Burkina Faso is on a national data ownership and control drive. The mineral-rich West African nation on Friday, January 23rd, 2026, inaugurated two state-of-the-art datacenters which are dedicated to public administration.
According to a January 23rd 2026 publication by EcoFin Agency, citing government’s figures, the national data project is estimated at CFA16 billion ($28.6 million).
The tech investment, according to officials, fits into the country’s digital sovereignty strategy which promotes hosting national data within Burkina Faso.
Burkina Faso’s Ministry of Digital Transition, Posts and Telecommunications said the move is to promote data sovereignty, control and security.
“This project represents an intermediate step toward the construction of a national Big Datacenter, designed to repatriate all digital data from the public administration and private sector that are currently hosted outside the country,” the Ministry said in a statement published on Facebook on Friday.
Launching the national data infrastructure, the nation’s prime minister Rimtalba Jean Emmanuel Ouedraogo expressed anticipated gains to emanate from the development, citing challenges around national data being hosted outside the country.
“When you have all your data on the outside, you are vulnerable to the dictators and will of others.
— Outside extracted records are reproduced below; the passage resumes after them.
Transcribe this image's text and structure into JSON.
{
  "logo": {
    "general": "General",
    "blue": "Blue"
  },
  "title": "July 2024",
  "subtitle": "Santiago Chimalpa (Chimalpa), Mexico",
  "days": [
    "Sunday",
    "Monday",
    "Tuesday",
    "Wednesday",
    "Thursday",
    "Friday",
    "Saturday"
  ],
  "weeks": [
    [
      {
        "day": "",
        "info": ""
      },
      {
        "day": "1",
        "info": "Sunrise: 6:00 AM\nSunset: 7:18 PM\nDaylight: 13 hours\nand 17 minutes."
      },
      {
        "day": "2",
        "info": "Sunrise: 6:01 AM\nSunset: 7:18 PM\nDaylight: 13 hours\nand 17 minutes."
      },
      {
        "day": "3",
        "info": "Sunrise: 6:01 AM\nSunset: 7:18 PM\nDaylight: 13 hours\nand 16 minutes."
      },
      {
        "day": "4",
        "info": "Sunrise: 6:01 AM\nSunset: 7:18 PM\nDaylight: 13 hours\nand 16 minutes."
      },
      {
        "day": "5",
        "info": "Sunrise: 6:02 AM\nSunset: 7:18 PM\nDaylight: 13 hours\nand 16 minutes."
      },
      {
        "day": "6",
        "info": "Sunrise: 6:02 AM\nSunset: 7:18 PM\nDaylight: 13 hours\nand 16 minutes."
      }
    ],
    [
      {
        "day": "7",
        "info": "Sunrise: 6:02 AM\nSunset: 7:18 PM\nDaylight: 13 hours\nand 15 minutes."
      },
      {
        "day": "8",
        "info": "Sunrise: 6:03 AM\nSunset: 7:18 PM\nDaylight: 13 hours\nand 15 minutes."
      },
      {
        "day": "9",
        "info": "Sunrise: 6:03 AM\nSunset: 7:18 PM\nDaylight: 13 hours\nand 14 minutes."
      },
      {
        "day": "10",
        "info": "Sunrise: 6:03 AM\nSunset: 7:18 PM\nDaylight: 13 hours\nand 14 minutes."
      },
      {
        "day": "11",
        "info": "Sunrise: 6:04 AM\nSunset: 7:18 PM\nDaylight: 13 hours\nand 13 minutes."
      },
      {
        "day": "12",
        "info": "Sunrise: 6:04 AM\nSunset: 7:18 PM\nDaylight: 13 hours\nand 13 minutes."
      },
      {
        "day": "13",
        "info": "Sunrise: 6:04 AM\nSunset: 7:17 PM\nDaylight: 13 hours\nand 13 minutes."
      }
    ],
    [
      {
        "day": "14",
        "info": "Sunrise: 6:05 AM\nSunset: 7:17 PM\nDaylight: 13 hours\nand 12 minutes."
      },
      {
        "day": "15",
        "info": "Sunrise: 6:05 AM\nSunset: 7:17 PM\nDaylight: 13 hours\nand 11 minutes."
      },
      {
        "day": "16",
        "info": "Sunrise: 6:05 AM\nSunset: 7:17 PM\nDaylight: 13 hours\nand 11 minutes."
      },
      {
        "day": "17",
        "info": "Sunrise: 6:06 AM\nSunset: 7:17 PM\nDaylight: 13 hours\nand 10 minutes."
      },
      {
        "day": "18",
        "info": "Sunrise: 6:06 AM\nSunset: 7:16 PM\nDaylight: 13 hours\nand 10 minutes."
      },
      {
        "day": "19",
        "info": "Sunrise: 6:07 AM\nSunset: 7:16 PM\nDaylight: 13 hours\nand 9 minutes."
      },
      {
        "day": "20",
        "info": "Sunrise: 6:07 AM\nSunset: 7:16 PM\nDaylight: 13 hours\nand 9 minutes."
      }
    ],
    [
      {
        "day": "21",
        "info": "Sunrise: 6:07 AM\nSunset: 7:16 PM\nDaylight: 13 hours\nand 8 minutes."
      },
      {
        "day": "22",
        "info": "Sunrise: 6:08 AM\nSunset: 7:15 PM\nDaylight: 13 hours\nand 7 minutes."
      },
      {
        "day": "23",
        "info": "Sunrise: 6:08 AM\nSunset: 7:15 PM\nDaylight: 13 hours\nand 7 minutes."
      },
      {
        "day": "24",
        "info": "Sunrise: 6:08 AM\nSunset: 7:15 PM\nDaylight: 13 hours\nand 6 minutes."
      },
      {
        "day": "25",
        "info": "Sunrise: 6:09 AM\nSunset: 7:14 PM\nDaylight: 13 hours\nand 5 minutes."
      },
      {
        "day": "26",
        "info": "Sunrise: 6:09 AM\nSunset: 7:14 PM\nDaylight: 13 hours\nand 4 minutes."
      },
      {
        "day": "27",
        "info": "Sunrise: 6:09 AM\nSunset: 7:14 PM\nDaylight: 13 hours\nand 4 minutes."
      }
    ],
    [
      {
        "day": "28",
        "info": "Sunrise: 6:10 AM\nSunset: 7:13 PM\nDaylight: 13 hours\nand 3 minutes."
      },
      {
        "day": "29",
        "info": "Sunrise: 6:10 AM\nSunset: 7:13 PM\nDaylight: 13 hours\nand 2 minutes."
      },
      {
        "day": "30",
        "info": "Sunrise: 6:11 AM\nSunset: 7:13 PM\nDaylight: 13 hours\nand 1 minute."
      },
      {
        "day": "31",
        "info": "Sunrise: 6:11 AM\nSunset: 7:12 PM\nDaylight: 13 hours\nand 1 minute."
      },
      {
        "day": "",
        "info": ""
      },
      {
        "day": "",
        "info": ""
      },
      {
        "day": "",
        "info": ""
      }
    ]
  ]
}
This is what we want to end and we are on the right track,” the prime minister said at the launch.
Burkina Faso is rolling its “zero data outside” initiative and the recently launched tech development signifies that trajectory.
The West Africa Democracy Radion (WADR) reports an estimated savings between 85 and 90 billion CFA ($153 – $63m) over the next ten years through reduced outsourcing and improved efficiency.